Quand on parle de football et de politique, au Royaume-Uni, difficile de ne pas évoquer la « diva » Andy Burnham. Joueur lui même, ce natif du Nord a choisi Everton face au mythique Liverpool FC. Mais il est connu pour son engagement sans faille pour qu’une commission d’enquête sur le drame d’Hillsborough, qui a vu la mort tragique de 96 fans du LFC, soit constituée et fasse la lumière sur les circonstances de cette catastrophe qui a marqué la grande ville du nord de l’Angleterre.
Du côté de la gauche plus radicale, on n’échappe pas au football. Pas question de parler de « nouvel opium du peuple » pour l’ancien Membre du parlement et fondateur de Respect, George Galloway. Supporter hardcore du Celtic (Glasgow, évidemment), cette figure aussi emblématique que controversée de la gauche britannique a même écrit un livre sur Neil Lennon, milieu de terrain emblématique puis entraîneur du club le plus populaire de la capitale de fait de l’Ecosse. Neil Lennon, d’origine irlandaise, était de confession catholique et aussi connu pour son engagement politique, ce qui a nui à sa carrière internationale.
Côté conservateurs, Sebastian Coe, ancien champion d’athlétisme, affiche son amour pour Chelsea. Coe et son ami Steve Redgrave se seraient même engagés à offrir leurs sept médailles olympiques pour voir les Blues remporter le titre en 2012. Ils ont pu garder leurs récompenses. Iain Duncan Smith, Secretary for Work and Pensions, est abonné de très longue date de White Hart Lane, le stade des Spurs. Chancelier de l’Echiquier, George Osborne a surpris tout le monde en avouant, en 2012, soutenir les Blues de Chelsea. L’ancien vice-premier ministre et ex leader des Lib-Dem, Nick Clegg affirme sa passion pour Arsenal. En 2013, lorsque le club d’Arsène Wenger a perdu en championsleague face au Bayern, il a déclaré avoir « le cœur brisé ».
Il n’est pas que les hommes qui vouent une passion au football. Ainsi, l’ancienne actrice et membre du parlement Glenda Jackson, soutien de l’ancien maire travailliste de Londres « Red » Ken Livingston, est une ardente supportrice du très peu glamour club des Tranmere Rovers. Autre membre du Parlement, élue de Manchester Central pour le Labour, Lucy Powell a le cœur qui bat pour Manchester City, le club des prolos et des rockeurs mancuniens.
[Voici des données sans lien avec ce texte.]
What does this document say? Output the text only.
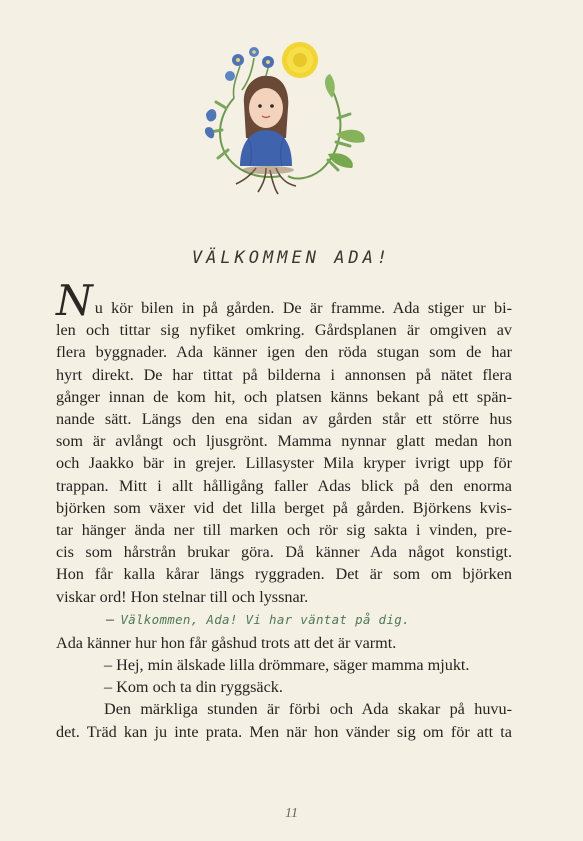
VÄLKOMMEN ADA!
Nu kör bilen in på gården. De är framme. Ada stiger ur bi-
len och tittar sig nyfiket omkring. Gårdsplanen är omgiven av
flera byggnader. Ada känner igen den röda stugan som de har
hyrt direkt. De har tittat på bilderna i annonsen på nätet flera
gånger innan de kom hit, och platsen känns bekant på ett spän-
nande sätt. Längs den ena sidan av gården står ett större hus
som är avlångt och ljusgrönt. Mamma nynnar glatt medan hon
och Jaakko bär in grejer. Lillasyster Mila kryper ivrigt upp för
trappan. Mitt i allt hålligång faller Adas blick på den enorma
björken som växer vid det lilla berget på gården. Björkens kvis-
tar hänger ända ner till marken och rör sig sakta i vinden, pre-
cis som hårstrån brukar göra. Då känner Ada något konstigt.
Hon får kalla kårar längs ryggraden. Det är som om björken
viskar ord! Hon stelnar till och lyssnar.
– Välkommen, Ada! Vi har väntat på dig.
Ada känner hur hon får gåshud trots att det är varmt.
– Hej, min älskade lilla drömmare, säger mamma mjukt.
– Kom och ta din ryggsäck.
Den märkliga stunden är förbi och Ada skakar på huvu-
det. Träd kan ju inte prata. Men när hon vänder sig om för att ta
11
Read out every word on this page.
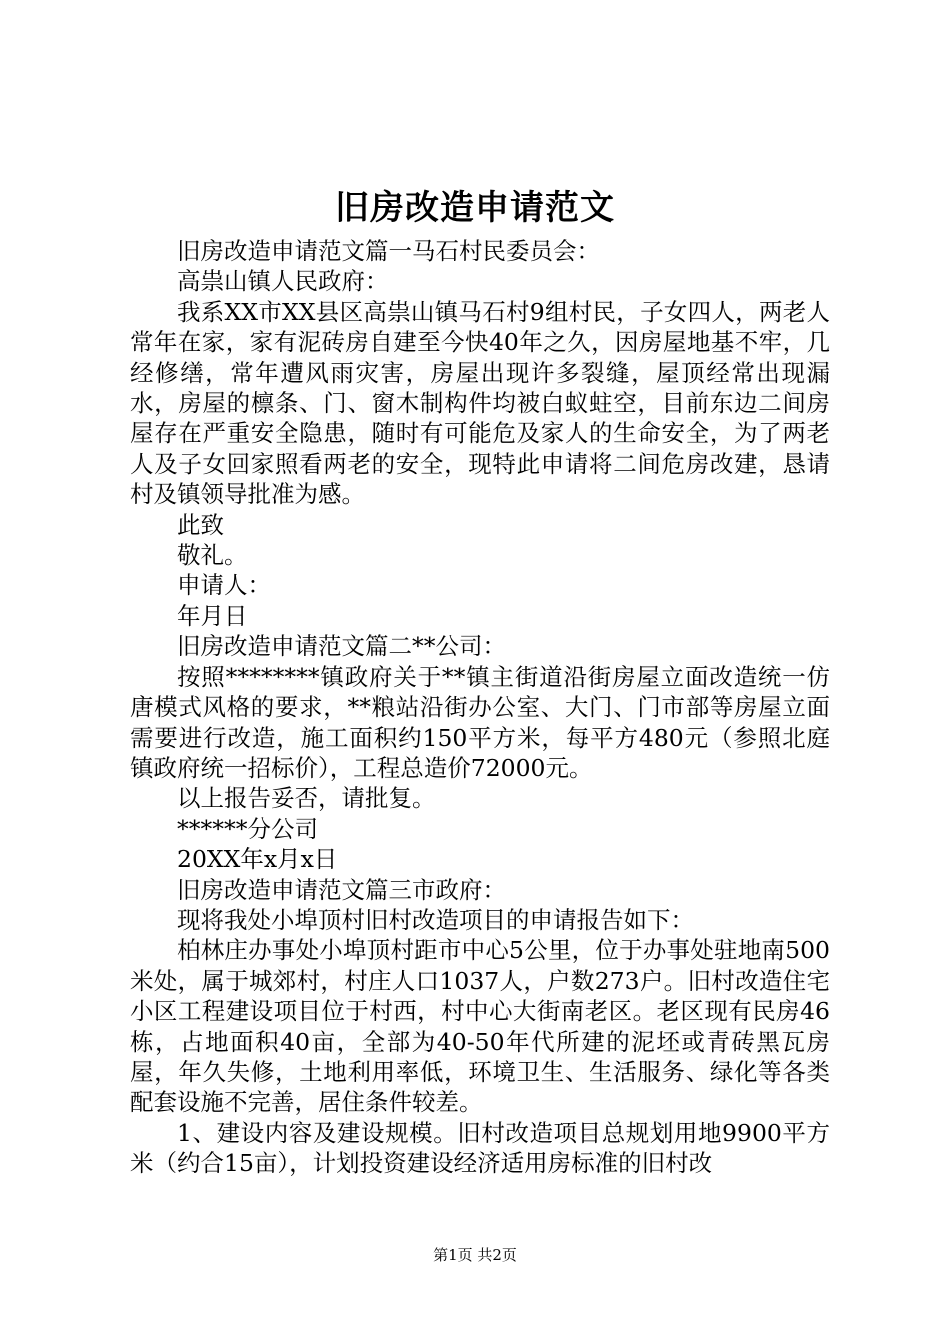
旧房改造申请范文

旧房改造申请范文篇一马石村民委员会：

高祟山镇人民政府：

我系XX市XX县区高祟山镇马石村9组村民，子女四人，两老人常年在家，家有泥砖房自建至今快40年之久，因房屋地基不牢，几经修缮，常年遭风雨灾害，房屋出现许多裂缝，屋顶经常出现漏水，房屋的檩条、门、窗木制构件均被白蚁蛀空，目前东边二间房屋存在严重安全隐患，随时有可能危及家人的生命安全，为了两老人及子女回家照看两老的安全，现特此申请将二间危房改建，恳请村及镇领导批准为感。

此致

敬礼。

申请人：

年月日

旧房改造申请范文篇二**公司：

按照********镇政府关于**镇主街道沿街房屋立面改造统一仿唐模式风格的要求，**粮站沿街办公室、大门、门市部等房屋立面需要进行改造，施工面积约150平方米，每平方480元（参照北庭镇政府统一招标价），工程总造价72000元。

以上报告妥否，请批复。

******分公司

20XX年x月x日

旧房改造申请范文篇三市政府：

现将我处小埠顶村旧村改造项目的申请报告如下：

柏林庄办事处小埠顶村距市中心5公里，位于办事处驻地南500米处，属于城郊村，村庄人口1037人，户数273户。旧村改造住宅小区工程建设项目位于村西，村中心大街南老区。老区现有民房46栋，占地面积40亩，全部为40-50年代所建的泥坯或青砖黑瓦房屋，年久失修，土地利用率低，环境卫生、生活服务、绿化等各类配套设施不完善，居住条件较差。

1、建设内容及建设规模。旧村改造项目总规划用地9900平方米（约合15亩），计划投资建设经济适用房标准的旧村改

第1页 共2页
Leader des Greens, Natalie Bennett, bien qu’ayant joué comme gardienne de but dans sa jeunesse, souhaite pour sa part qu’on « arrête de considérer la politique comme un match de foot ». Enfin, la première ministre écossaise, Nicola Sturgeon, ne manque pas une occasion de soutenir le club d’Ayr United, une passion qui lui vient, comme souvent, de son père.
Il ne serait pas possible de finir ce tour d’horizon sans évoquer deux autres grandes personnalités politiques intimement liées au football. Ancien premier ministre travailliste après avoir été le rival et allié de Tony Blair, l’Ecossais Gordon Brown a déclaré, très jeune, sa flamme au modeste club des Raith Rovers. Il en est toujours un des actionnaires. Une histoire veut qu’il ait poussé son rôle jusqu’à, alors Chancelier de l’Echiquier, négocier un contrat avec un joueur, la nuit sur un parking. Quand son conseiller en communication lui rapporte qu’un journaliste a l’information, la seule réaction de Brown demeure « est-ce qu’il a des photos ? ».
Mais c’est pour Ed Balls, ancien Membre du parlement travailliste et mari d’Yvette Cooper, que le père Noël a été le plus attentif cette année. Fan absolu de Norwich City, Ed a été choisi comme président du board et directeur non-exécutif de son club de cœur lundi 28 décembre. Un poste de ministre n’aurait pas fait plus plaisir à Ed.